Дневник - [68]
Но сегодня, из-за войны и революции, роли переменились. Теперь, я полагаю, действительность на нашей стороне и против Парижа. Наш идеализм был изнасилован. Нас лишили мечтаний. К черту! В течение нескольких лет немецкой оккупации вы трогали нашу жизнь рукой без перчатки, пропал матрас, на котором вы удобно спали, не касаясь земли, а теперь антеевское прикосновение к земле должно, по идее, придать вам силы. А после войны наступил коммунизм, то есть дальнейшее отрицание идеализма и низведение женщины с небес на землю, во всяком случае, из высоких сфер в низкую, в сферу пролетариата. И это относится как к женщинам в Польше, так и к тем, кто в эмиграции работает портнихой, сиделкой, продавщицей…
Кое-кого из них я даже знаю.
К чему же стремится в новой ситуации эта экс-дама? Исключительно к тому, чтобы ни на мгновение не перестать быть дамой. Она желает одеваться элегантно, хоть эта элегантность вынуждена быть в силу обстоятельств бедненькой. Она хочет быть модной, хоть ее доходов не хватит на последние модели. Шляпки у нее хоть и из Парижа, но из какого-то третьеразрядного Парижа. Такие, как она, вздыхают по салонам, хоть доступный им салон может быть только деклассированным салоном.
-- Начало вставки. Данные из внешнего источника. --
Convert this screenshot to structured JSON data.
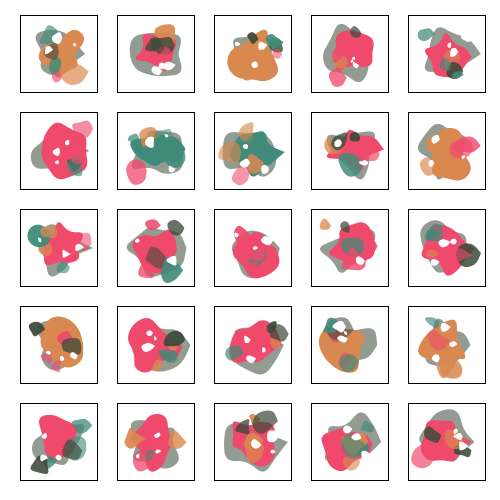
{
  "grid": {
    "rows": 5,
    "columns": 5
  },
  "palette": {
    "pink": "#ef4a6c",
    "orange": "#d9884f",
    "teal": "#3f8a78",
    "dark": "#3b4a3a",
    "background": "#ffffff",
    "frame": "#000000"
  },
  "tiles": [
    {
      "row": 1,
      "col": 1,
      "dominant": "orange"
    },
    {
      "row": 1,
      "col": 2,
      "dominant": "pink"
    },
    {
      "row": 1,
      "col": 3,
      "dominant": "orange"
    },
    {
      "row": 1,
      "col": 4,
      "dominant": "pink"
    },
    {
      "row": 1,
      "col": 5,
      "dominant": "pink"
    },
    {
      "row": 2,
      "col": 1,
      "dominant": "pink"
    },
    {
      "row": 2,
      "col": 2,
      "dominant": "teal"
    },
    {
      "row": 2,
      "col": 3,
      "dominant": "teal"
    },
    {
      "row": 2,
      "col": 4,
      "dominant": "pink"
    },
    {
      "row": 2,
      "col": 5,
      "dominant": "orange"
    },
    {
      "row": 3,
      "col": 1,
      "dominant": "pink"
    },
    {
      "row": 3,
      "col": 2,
      "dominant": "pink"
    },
    {
      "row": 3,
      "col": 3,
      "dominant": "pink"
    },
    {
      "row": 3,
      "col": 4,
      "dominant": "pink"
    },
    {
      "row": 3,
      "col": 5,
      "dominant": "pink"
    },
    {
      "row": 4,
      "col": 1,
      "dominant": "orange"
    },
    {
      "row": 4,
      "col": 2,
      "dominant": "pink"
    },
    {
      "row": 4,
      "col": 3,
      "dominant": "pink"
    },
    {
      "row": 4,
      "col": 4,
      "dominant": "orange"
    },
    {
      "row": 4,
      "col": 5,
      "dominant": "orange"
    },
    {
      "row": 5,
      "col": 1,
      "dominant": "pink"
    },
    {
      "row": 5,
      "col": 2,
      "dominant": "pink"
    },
    {
      "row": 5,
      "col": 3,
      "dominant": "pink"
    },
    {
      "row": 5,
      "col": 4,
      "dominant": "pink"
    },
    {
      "row": 5,
      "col": 5,
      "dominant": "pink"
    }
  ]
}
Ее вкусы и эстетика принадлежат той еще эпохе, они утонченны. Ты можешь разговаривать с ней часами и ни за что не догадаешься, что ей довелось пережить в жизни что-то иное, суровое.
Эх, полька, если бы ты стала более творческой… По крайней мере, смогла бы в противостоянии с миром более решительно опереться на собственные достоинства. Я не хочу искушать тебя, но не могла бы ты внутренне взбунтоваться против той женщины, которой ты являешься, коль скоро ты больше не такова? Мне ничего от тебя не надо, кроме той искры бунта, который дал бы свободу твоей собственной реальности. Стань женщиной «не от мира сего», т. е. не от западного буржуазного мира. А от какого мира тебе быть? От пролетарского? Ни в коем случае, потому что это тоже не твоя стихия. Попытайся быть вне одного и другого, а вернее — между первым и вторым, позволь своей ситуации продиктовать тебе твой стиль.
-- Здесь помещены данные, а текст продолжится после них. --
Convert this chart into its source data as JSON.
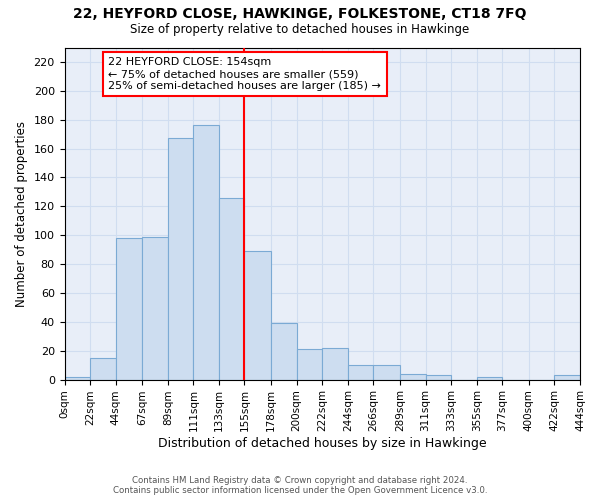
{
  "title1": "22, HEYFORD CLOSE, HAWKINGE, FOLKESTONE, CT18 7FQ",
  "title2": "Size of property relative to detached houses in Hawkinge",
  "xlabel": "Distribution of detached houses by size in Hawkinge",
  "ylabel": "Number of detached properties",
  "bar_color": "#cdddf0",
  "bar_edge_color": "#7baad4",
  "annotation_line1": "22 HEYFORD CLOSE: 154sqm",
  "annotation_line2": "← 75% of detached houses are smaller (559)",
  "annotation_line3": "25% of semi-detached houses are larger (185) →",
  "vline_x": 155,
  "vline_color": "red",
  "footer1": "Contains HM Land Registry data © Crown copyright and database right 2024.",
  "footer2": "Contains public sector information licensed under the Open Government Licence v3.0.",
  "bin_edges": [
    0,
    22,
    44,
    67,
    89,
    111,
    133,
    155,
    178,
    200,
    222,
    244,
    266,
    289,
    311,
    333,
    355,
    377,
    400,
    422,
    444
  ],
  "bin_counts": [
    2,
    15,
    98,
    99,
    167,
    176,
    126,
    89,
    39,
    21,
    22,
    10,
    10,
    4,
    3,
    0,
    2,
    0,
    0,
    3
  ],
  "xlim": [
    0,
    444
  ],
  "ylim": [
    0,
    230
  ],
  "yticks": [
    0,
    20,
    40,
    60,
    80,
    100,
    120,
    140,
    160,
    180,
    200,
    220
  ],
  "xtick_labels": [
    "0sqm",
    "22sqm",
    "44sqm",
    "67sqm",
    "89sqm",
    "111sqm",
    "133sqm",
    "155sqm",
    "178sqm",
    "200sqm",
    "222sqm",
    "244sqm",
    "266sqm",
    "289sqm",
    "311sqm",
    "333sqm",
    "355sqm",
    "377sqm",
    "400sqm",
    "422sqm",
    "444sqm"
  ],
  "grid_color": "#d0ddf0",
  "bg_color": "#e8eef8"
}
Речь вовсе не о том, чтобы ты знала, чего ты хочешь. Достаточно, если ты будешь знать, чего ты не хочешь. Остальное приложится. Отвернись от недоступной тебе красоты, и тем самым ты примешь участие в реформе женственности.
Понедельник
Вчера в Польском клубе. Я попал в самый разгар перемывания моих косточек и моих произведений. Благосклонный в отношении меня доклад сделал Кароль Свечевский, а пани Езерская выступила с докладом контра… Потом была дискуссия, под конец которой я и появился.
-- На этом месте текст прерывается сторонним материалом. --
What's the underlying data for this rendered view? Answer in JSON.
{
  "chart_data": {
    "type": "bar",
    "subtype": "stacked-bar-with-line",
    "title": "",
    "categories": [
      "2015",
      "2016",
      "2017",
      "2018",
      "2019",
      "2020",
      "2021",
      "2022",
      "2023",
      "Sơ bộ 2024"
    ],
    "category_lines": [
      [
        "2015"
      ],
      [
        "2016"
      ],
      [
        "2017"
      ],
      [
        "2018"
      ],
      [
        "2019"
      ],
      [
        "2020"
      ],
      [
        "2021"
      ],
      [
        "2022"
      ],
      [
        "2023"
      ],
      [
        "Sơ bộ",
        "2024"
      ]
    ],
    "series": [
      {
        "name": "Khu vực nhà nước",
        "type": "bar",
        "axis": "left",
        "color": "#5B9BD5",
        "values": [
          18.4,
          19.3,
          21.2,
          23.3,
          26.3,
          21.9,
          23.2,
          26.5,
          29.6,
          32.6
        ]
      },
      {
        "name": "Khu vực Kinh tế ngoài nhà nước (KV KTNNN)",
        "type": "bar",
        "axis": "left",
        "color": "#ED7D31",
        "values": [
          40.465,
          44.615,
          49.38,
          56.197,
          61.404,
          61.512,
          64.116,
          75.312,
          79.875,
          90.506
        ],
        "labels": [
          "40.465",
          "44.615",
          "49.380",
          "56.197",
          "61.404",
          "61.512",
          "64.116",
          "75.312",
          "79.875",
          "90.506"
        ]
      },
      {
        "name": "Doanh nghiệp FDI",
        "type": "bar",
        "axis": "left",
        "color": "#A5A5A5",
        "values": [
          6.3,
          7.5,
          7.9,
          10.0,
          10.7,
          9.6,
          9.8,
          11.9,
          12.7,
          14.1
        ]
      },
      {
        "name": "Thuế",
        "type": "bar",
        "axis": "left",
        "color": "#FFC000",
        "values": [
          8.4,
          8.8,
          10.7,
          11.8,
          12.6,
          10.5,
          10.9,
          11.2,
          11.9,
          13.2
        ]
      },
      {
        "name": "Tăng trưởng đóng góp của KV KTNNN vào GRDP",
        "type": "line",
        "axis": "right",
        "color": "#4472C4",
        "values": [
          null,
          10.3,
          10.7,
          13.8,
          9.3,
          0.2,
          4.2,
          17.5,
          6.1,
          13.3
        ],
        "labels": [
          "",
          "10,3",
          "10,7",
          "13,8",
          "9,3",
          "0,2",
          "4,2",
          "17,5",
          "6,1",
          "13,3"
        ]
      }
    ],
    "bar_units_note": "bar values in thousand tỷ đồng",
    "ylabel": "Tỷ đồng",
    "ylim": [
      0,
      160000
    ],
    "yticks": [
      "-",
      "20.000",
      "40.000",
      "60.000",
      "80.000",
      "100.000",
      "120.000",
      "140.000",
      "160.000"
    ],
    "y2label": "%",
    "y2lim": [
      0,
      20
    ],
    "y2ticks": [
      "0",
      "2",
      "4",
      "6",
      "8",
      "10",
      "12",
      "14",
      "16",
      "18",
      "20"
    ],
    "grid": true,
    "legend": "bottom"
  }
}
Томас Манн, испытанный в этих делах знаток, однажды заметил, что если искусство с самого начала растет в блеске признания, то это одно искусство, а если ему с трудностями и ценой многих унижений и неудач придется постепенно отвоевывать себе место, это уже совсем другое искусство. Как бы выглядело мое творчество, если бы с первого мгновения оно было увенчано лаврами, если бы я до сего дня после стольких лет не был бы вынужден отдаваться ему как чему-то запретному, постыдному и неправильному? Но, тем не менее, когда я вошел в зал, большинство присутствующих поприветствовали меня доброжелательно, и у меня сложилось впечатление, что настроения очень изменились со времен, когда в «Культуре» появились фрагменты «Транс-Атлантика». Я отношу это целиком на счет моего дневника. Мне также сообщили, что большинство из выступивших высказались в мою пользу.
Погруженный в волнующуюся толпу, я ощущал себя как моряки Одиссея: сколько искусительниц-сирен в этих дружественных и расположенных ко мне лицах, пришедших на встречу со мной! Может быть, и не было бы трудно броситься этим людям на шею, сказать: я — ваш и всегда им был. Но будь осторожен! Не дай подкупить себя симпатией! Не допусти того, чтобы ты растаял от слащавых сентиментализмов и зыбкого взаимопонимания с массой, в котором утонуло столько польской литературы. Всегда будь отстраненным! Будь апатичным, недоверчивым, трезвым, острым и неожиданным. Держись, парень! Не дай своим освоить тебя и присвоить! Твое место не среди них, а вне их, ты — что-то вроде веревки, которую дети называют скакалкой, — ее выкидывают перед собой, чтобы перескочить через нее.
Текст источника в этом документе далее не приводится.